The teammate reportedly apologized in a player-only meeting, though those interviewed for the report said it “appeared forced and lacked genuineness.” Players reportedly said Gregory did not do enough to handle the situation.

In another incident, a Black player was wearing her hair down for the first time that season and the coach told other athletes, “Who is going to tell [her] to put her hair up?” It reportedly made teammates upset because she was wearing it down to honor her sister, who has a medical condition.

Once explained to the head coach, she was “permitted to wear her hair down” for remaining games. There were split opinions on if the incident was racially charged since they felt it would have been addressed with a white student, per the report.

In a statement attached to the report, Gregory explained the incident the same way and said she apologized after the explanation and followed up a few days later to check in.

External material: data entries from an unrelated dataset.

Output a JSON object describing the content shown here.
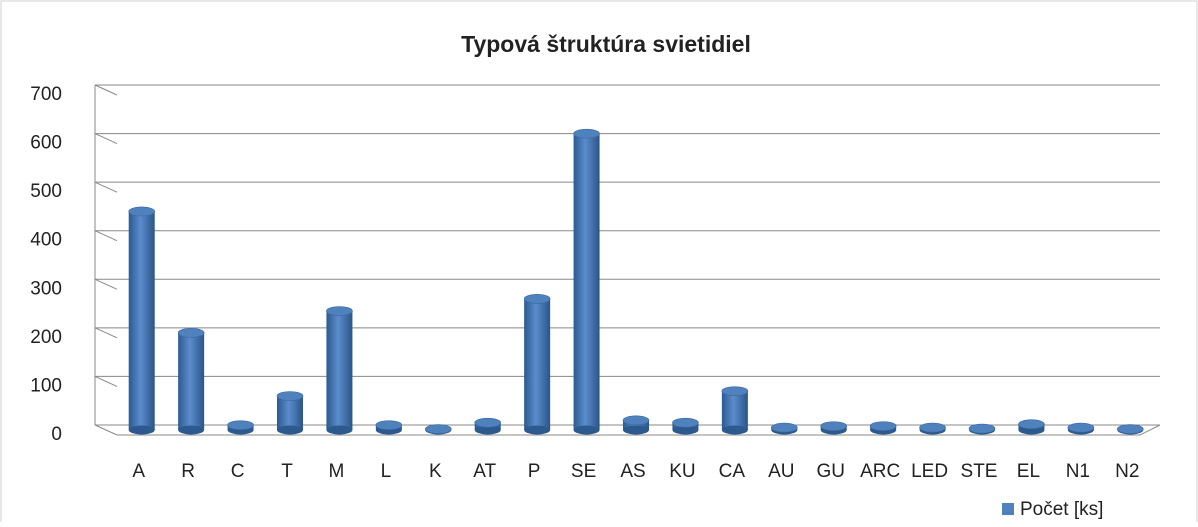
{
  "chart_data": {
    "type": "bar",
    "title": "Typová štruktúra svietidiel",
    "categories": [
      "A",
      "R",
      "C",
      "T",
      "M",
      "L",
      "K",
      "AT",
      "P",
      "SE",
      "AS",
      "KU",
      "CA",
      "AU",
      "GU",
      "ARC",
      "LED",
      "STE",
      "EL",
      "N1",
      "N2"
    ],
    "series": [
      {
        "name": "Počet [ks]",
        "color": "#4f81bd",
        "values": [
          450,
          200,
          10,
          70,
          245,
          10,
          2,
          15,
          270,
          610,
          20,
          15,
          80,
          5,
          8,
          8,
          5,
          3,
          12,
          5,
          2
        ]
      }
    ],
    "ylim": [
      0,
      700
    ],
    "yticks": [
      0,
      100,
      200,
      300,
      400,
      500,
      600,
      700
    ],
    "grid": true,
    "legend": "bottom-right"
  }
}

Allegations of grabbing players

The review focused on allegations that Gregory, who had been with the program since 2014, grabbed three players. It found she grabbed two players and an assistant coach during a series against New Mexico State. The coach provided a photo showing a bruise, per the report. The student-athlete who saw believed it was to get the coach’s attention.

“One of the student-athletes who allegedly had been grabbed denied that she was ever grabbed by the head coach. The second student-athlete acknowledged she was grabbed on the arm by the head coach. She reported that she felt “belittled” by the head coach’s action, but she did not believe the actions of the head coach were meant to hurt her, nor did she experience any pain or physical injury.”

Gregory denied grabbing any of the student-athletes or coaches “in any way that would cause harm or injury to them.”

“I would never cross that line,” she said in the statement. “As a coach, the safety and trust of my student-athletes are my utmost priorities.”

There were reported incidents of “performance contracts related to weight loss,” which required athletes to lose a certain amount of weight per week or else run extra conditioning while being heart-rate monitored.

Overall, the university said a description of the program’s culture was difficult. Some players described it in glowing terms (caring, family-like, hard-working) while others said there was tension and a lack of communication.